At the company I co-founded, Ten Ton Labs, we collected and normalized music reviews from across the web to support our music search engine, Squishr.

Our original plan, however, was to collect all reviews, of anything and everything, and then build an application that analyzed and tracked various metrics from the data to find out how consumers felt about certain products. We scaled the idea back to focus on music to allow us to continue building the underlying review platform and to have an easier application to implement on top of it to prove it out.

At my current company, Collaborative Drug Discovery we collect huge amounts of data about experiments in the field of chemistry (there are about thirty million known chemical compounds) and allow people to search through the data in various ways, as well as add their own data. Our users can use our toolset to keep their data private, but search across the aggregated dataset.

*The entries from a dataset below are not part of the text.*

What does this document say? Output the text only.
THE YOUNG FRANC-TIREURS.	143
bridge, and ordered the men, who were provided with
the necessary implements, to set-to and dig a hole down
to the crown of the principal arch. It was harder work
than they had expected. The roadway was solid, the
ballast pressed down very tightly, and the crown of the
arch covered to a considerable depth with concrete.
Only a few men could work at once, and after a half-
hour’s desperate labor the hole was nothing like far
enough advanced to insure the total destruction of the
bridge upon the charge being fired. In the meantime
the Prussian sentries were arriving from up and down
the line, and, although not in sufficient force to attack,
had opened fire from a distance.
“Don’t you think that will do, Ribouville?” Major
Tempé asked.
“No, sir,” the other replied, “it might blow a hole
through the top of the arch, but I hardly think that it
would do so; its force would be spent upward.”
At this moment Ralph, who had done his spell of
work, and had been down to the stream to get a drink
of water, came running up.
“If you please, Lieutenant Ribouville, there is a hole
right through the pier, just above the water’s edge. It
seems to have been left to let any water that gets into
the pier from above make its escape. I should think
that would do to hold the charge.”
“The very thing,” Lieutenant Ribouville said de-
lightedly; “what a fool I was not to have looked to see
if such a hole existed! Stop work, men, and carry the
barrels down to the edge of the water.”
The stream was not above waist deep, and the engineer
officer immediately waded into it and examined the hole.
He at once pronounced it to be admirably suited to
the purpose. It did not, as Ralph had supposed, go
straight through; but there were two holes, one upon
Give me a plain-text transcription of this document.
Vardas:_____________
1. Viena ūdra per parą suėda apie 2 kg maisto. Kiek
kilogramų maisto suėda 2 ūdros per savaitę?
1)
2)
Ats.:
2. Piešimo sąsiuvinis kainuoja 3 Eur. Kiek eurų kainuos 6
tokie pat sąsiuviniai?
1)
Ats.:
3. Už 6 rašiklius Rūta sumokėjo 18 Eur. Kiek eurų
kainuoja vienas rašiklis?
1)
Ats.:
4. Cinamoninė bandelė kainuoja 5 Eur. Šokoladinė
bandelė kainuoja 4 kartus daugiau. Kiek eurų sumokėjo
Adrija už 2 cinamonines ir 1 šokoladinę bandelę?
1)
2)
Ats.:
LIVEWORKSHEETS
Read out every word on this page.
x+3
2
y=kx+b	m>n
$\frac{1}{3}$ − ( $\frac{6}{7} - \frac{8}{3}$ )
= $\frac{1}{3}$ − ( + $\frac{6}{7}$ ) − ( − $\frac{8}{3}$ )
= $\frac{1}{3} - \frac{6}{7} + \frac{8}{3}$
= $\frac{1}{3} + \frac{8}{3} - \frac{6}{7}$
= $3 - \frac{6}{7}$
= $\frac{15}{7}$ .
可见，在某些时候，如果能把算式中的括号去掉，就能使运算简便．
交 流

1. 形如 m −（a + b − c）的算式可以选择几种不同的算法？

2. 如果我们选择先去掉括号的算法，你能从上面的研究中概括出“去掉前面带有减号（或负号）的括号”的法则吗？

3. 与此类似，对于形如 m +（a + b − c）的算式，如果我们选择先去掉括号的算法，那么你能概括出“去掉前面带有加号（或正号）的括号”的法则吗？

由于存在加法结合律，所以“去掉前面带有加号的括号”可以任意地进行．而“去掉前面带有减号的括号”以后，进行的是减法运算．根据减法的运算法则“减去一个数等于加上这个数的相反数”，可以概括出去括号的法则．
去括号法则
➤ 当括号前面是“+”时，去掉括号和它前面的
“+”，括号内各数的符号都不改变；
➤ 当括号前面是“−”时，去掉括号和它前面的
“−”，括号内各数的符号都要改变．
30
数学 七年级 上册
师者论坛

Both of these companies have a lot in common. When I was at Ten Ton Labs, our music search engine held a huge amount of short-term value for us. It was the cool thing that we could show to investors to get them excited about the company, and it gave us attainable short-term goals to go after. CDD is very similar, we currently put most of our effort into our cheminformatics application that runs on top of our data, because it's what we sell to people and show to our investors.

Long term though, I don't think that our music search engine or the CDD cheminformatics app is really where most of our value lies.

It lies in the cloud.


A huge amount of value is created by building tools to make it easy to get data into the cloud, and to make it easy for people to process the data and get it back out in a manner that they're used to. Once you have those tools, especially if you're allowing people to build applications and communities on top of your data, you're creating real value.

You've created an app that people will come back to everyday to see what's new.

And you've created an ecosystem around your data that won't allow it to die. People will build tools to interact with it in ways that you never even thought of, and again, more value will be created because of it.

I think that building a platform for data like this, not just a one-off application, is where the opportunity for huge value creation eventually lies.